Tra queste c’è l’italiana Kedrion, al quinto posto con un giro d’affari di 660 milioni di euro, che potrebbero salire ad oltre un miliardo dopo la fusione in corso con la britannica Bpl.
Il deficit italiano
Resta il fatto che se gli Stati Uniti non fossero un così grande raccoglitore di sangue, l’Europa avrebbe grossi problemi. La differenza dei volumi di raccolta è dovuta ai diversi sistemi di prelievo: in Italia, Francia e Spagna, per esempio, il donatore non riceve alcun pagamento o rimborso quando dona il suo plasma mentre in Germania e in Austria viene riconosciuto un rimborso spese.
Negli Stati Uniti, invece, i cittadini incassano 80-90 dollari per donazione, cifra quasi raddoppiata in seguito alla pandemia. Una politica che viene criticata perché spinge le persone più povere e vulnerabili a donare frequentemente il plasma, disincentivando al contempo le donazioni volontarie.
Ma così l’Italia copre il 70 per cento del suo fabbisogno, la Francia appena il 35 per cento, la Spagna il 39 per cento mentre Austria, Germania e naturalmente Stati Uniti sono in eccedenza.
A complicare un mercato già parecchio sbilanciato ha contribuito la pandemia di Covid-19 che ha provocato una riduzione della raccolta del plasma a livello internazionale: negli Usa c’è stata una flessione di oltre il 20 per cento, mentre in Italia secondo i dati del Centro nazionale sangue, si è verificato un calo del due per cento. E parallelamente sono aumentati i costi.

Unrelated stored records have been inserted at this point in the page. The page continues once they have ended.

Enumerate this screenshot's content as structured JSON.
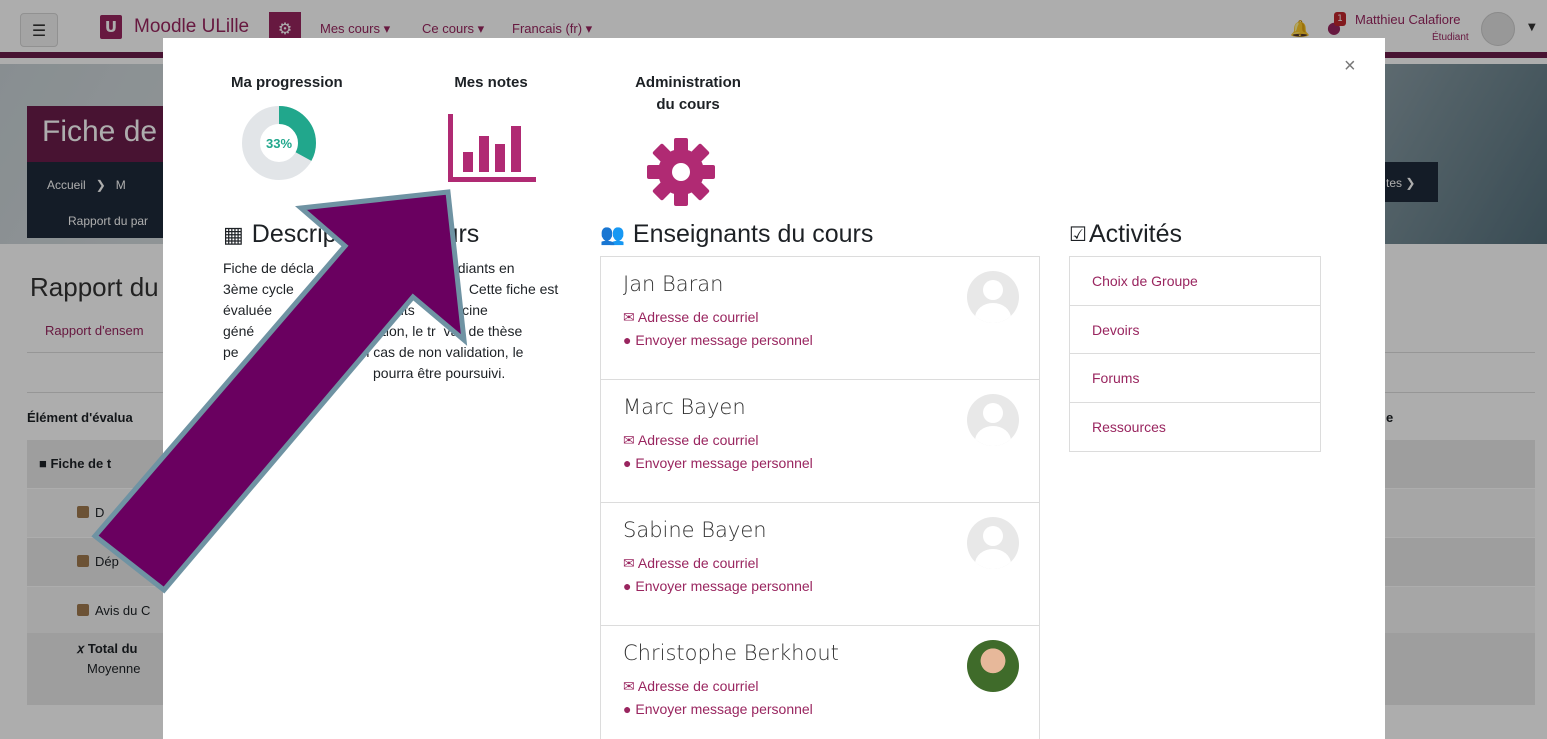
{
  "navbar": {
    "menu_icon": "hamburger-icon",
    "brand_logo": "U",
    "brand_name": "Moodle ULille",
    "menus": [
      "Mes cours",
      "Ce cours",
      "Francais (fr)"
    ],
    "user_name": "Matthieu Calafiore",
    "user_role": "Étudiant",
    "notification_count": "1"
  },
  "background": {
    "course_title": "Fiche de",
    "breadcrumb_home": "Accueil",
    "breadcrumb_m": "M",
    "breadcrumb_report": "Rapport du par",
    "breadcrumb_right": "tes",
    "report_title": "Rapport du",
    "report_link": "Rapport d'ensem",
    "grade_item_header": "Élément d'évalua",
    "grade_right_header": "e",
    "rows": [
      {
        "label": "Fiche de t",
        "icon": "folder-icon"
      },
      {
        "label": "D",
        "icon": "assignment-icon"
      },
      {
        "label": "Dép",
        "icon": "assignment-icon"
      },
      {
        "label": "Avis du C",
        "icon": "assignment-icon"
      },
      {
        "label": "Total du",
        "sub": "Moyenne",
        "icon": "sum-icon"
      }
    ]
  },
  "modal": {
    "close_label": "×",
    "tiles": {
      "progress_label": "Ma progression",
      "progress_value": "33%",
      "progress_fraction": 0.33,
      "grades_label": "Mes notes",
      "admin_label_line1": "Administration",
      "admin_label_line2": "du cours"
    },
    "description": {
      "heading": "Descrip",
      "heading_tail": "urs",
      "lines": [
        {
          "a": "Fiche de décla",
          "b": "tudiants en"
        },
        {
          "a": "3ème cycle",
          "b": "Cette fiche est"
        },
        {
          "a": "évaluée",
          "b": "nts",
          "c": "édecine"
        },
        {
          "a": "géné",
          "b": "ation, le tr",
          "c": "vail de thèse"
        },
        {
          "a": "pe",
          "b": "n cas de non validation, le"
        },
        {
          "a": "",
          "b": "pourra être poursuivi."
        }
      ]
    },
    "teachers": {
      "heading": "Enseignants du cours",
      "mail_label": "Adresse de courriel",
      "pm_label": "Envoyer message personnel",
      "list": [
        {
          "name": "Jan Baran",
          "avatar": "default"
        },
        {
          "name": "Marc Bayen",
          "avatar": "default"
        },
        {
          "name": "Sabine Bayen",
          "avatar": "default"
        },
        {
          "name": "Christophe Berkhout",
          "avatar": "photo"
        }
      ]
    },
    "activities": {
      "heading": "Activités",
      "items": [
        "Choix de Groupe",
        "Devoirs",
        "Forums",
        "Ressources"
      ]
    }
  },
  "colors": {
    "brand": "#99255f",
    "progress": "#21a78c",
    "arrow_fill": "#6a0060",
    "arrow_stroke": "#6f93a3"
  }
}
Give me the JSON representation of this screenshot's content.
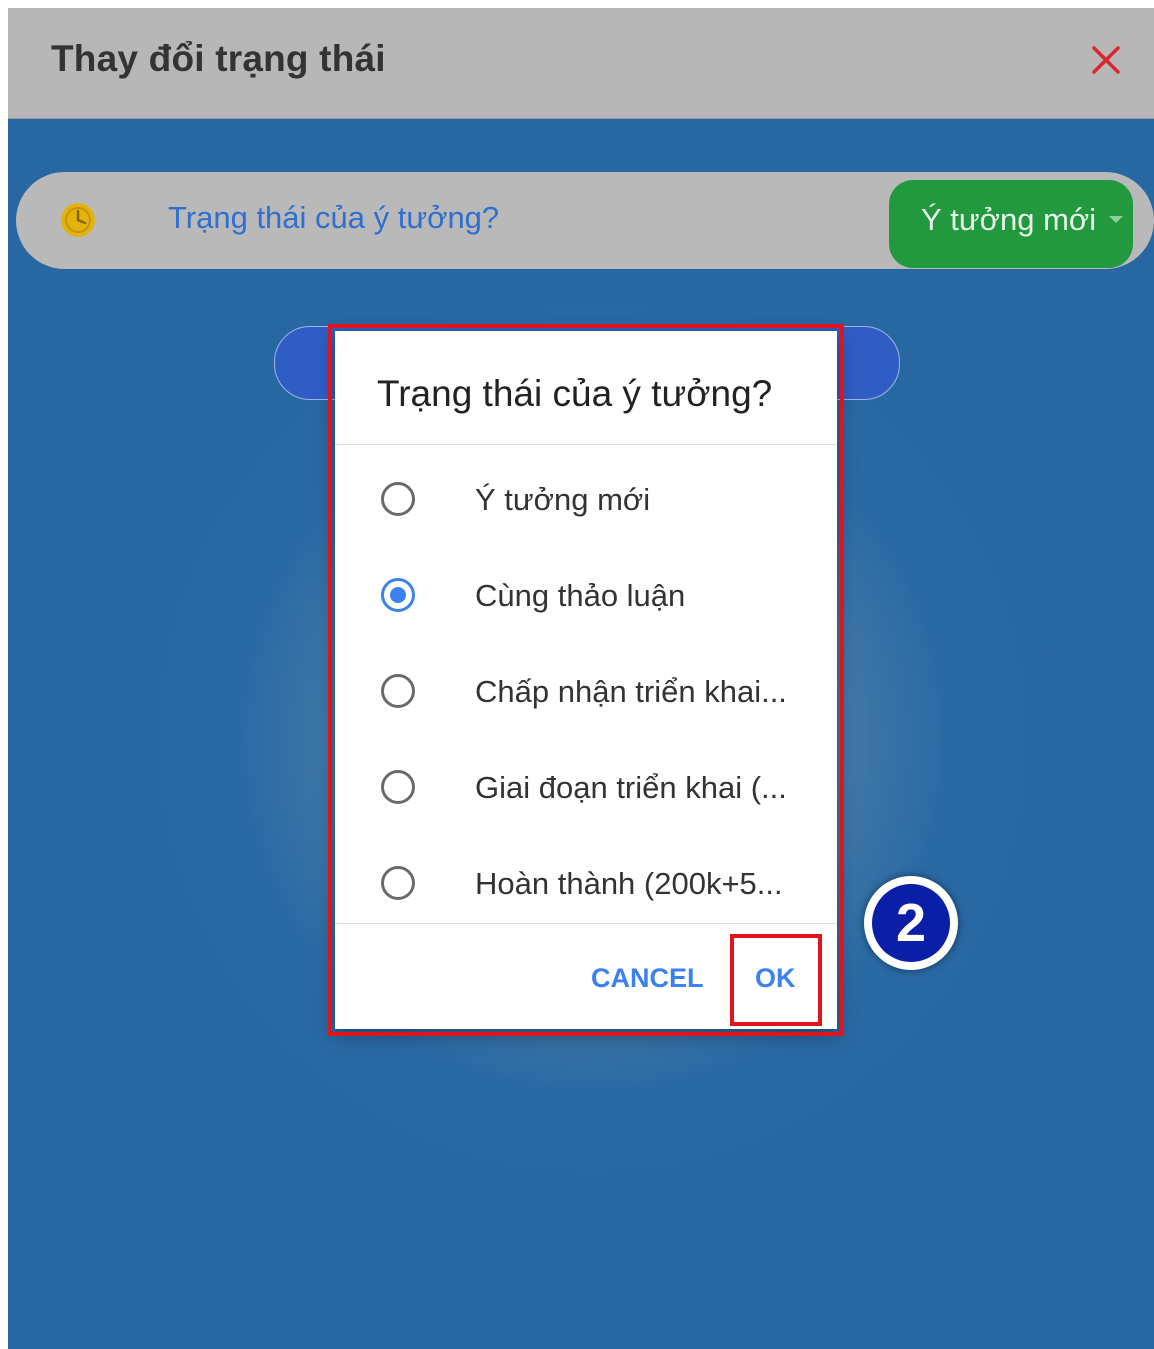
{
  "header": {
    "title": "Thay đổi trạng thái",
    "close_icon": "close-icon"
  },
  "status_bar": {
    "icon": "clock-icon",
    "label": "Trạng thái của ý tưởng?",
    "selected_value": "Ý tưởng mới"
  },
  "dialog": {
    "title": "Trạng thái của ý tưởng?",
    "options": [
      {
        "label": "Ý tưởng mới",
        "checked": false
      },
      {
        "label": "Cùng thảo luận",
        "checked": true
      },
      {
        "label": "Chấp nhận triển khai...",
        "checked": false
      },
      {
        "label": "Giai đoạn triển khai (...",
        "checked": false
      },
      {
        "label": "Hoàn thành (200k+5...",
        "checked": false
      }
    ],
    "cancel_label": "CANCEL",
    "ok_label": "OK"
  },
  "annotation": {
    "step_number": "2"
  },
  "colors": {
    "accent_blue": "#3b82f0",
    "status_green": "#22993f",
    "highlight_red": "#e0141c",
    "close_red": "#d9262c"
  }
}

Oltre a cercare di trovare il modo per incrementare la raccolta di plasma aprendo nuovi centri di raccolta, l’Europa deve anche affrontare uno scontro interno che riguarda l’Italia.
Il casus belli è contenuto nel disegno di legge sulla concorrenza che consente a tutte le aziende con stabilimenti nei paesi dell’Unione di partecipare alle gare indette dalle regioni per trasformare in farmaci il plasma proveniente dai donatori italiani. Il problema è che mentre il mercato italiano diventerà il più liberalizzato dell’Unione, altri paesi non sono altrettanto aperti, come Francia, Spagna od Olanda. Un ennesimo paradosso.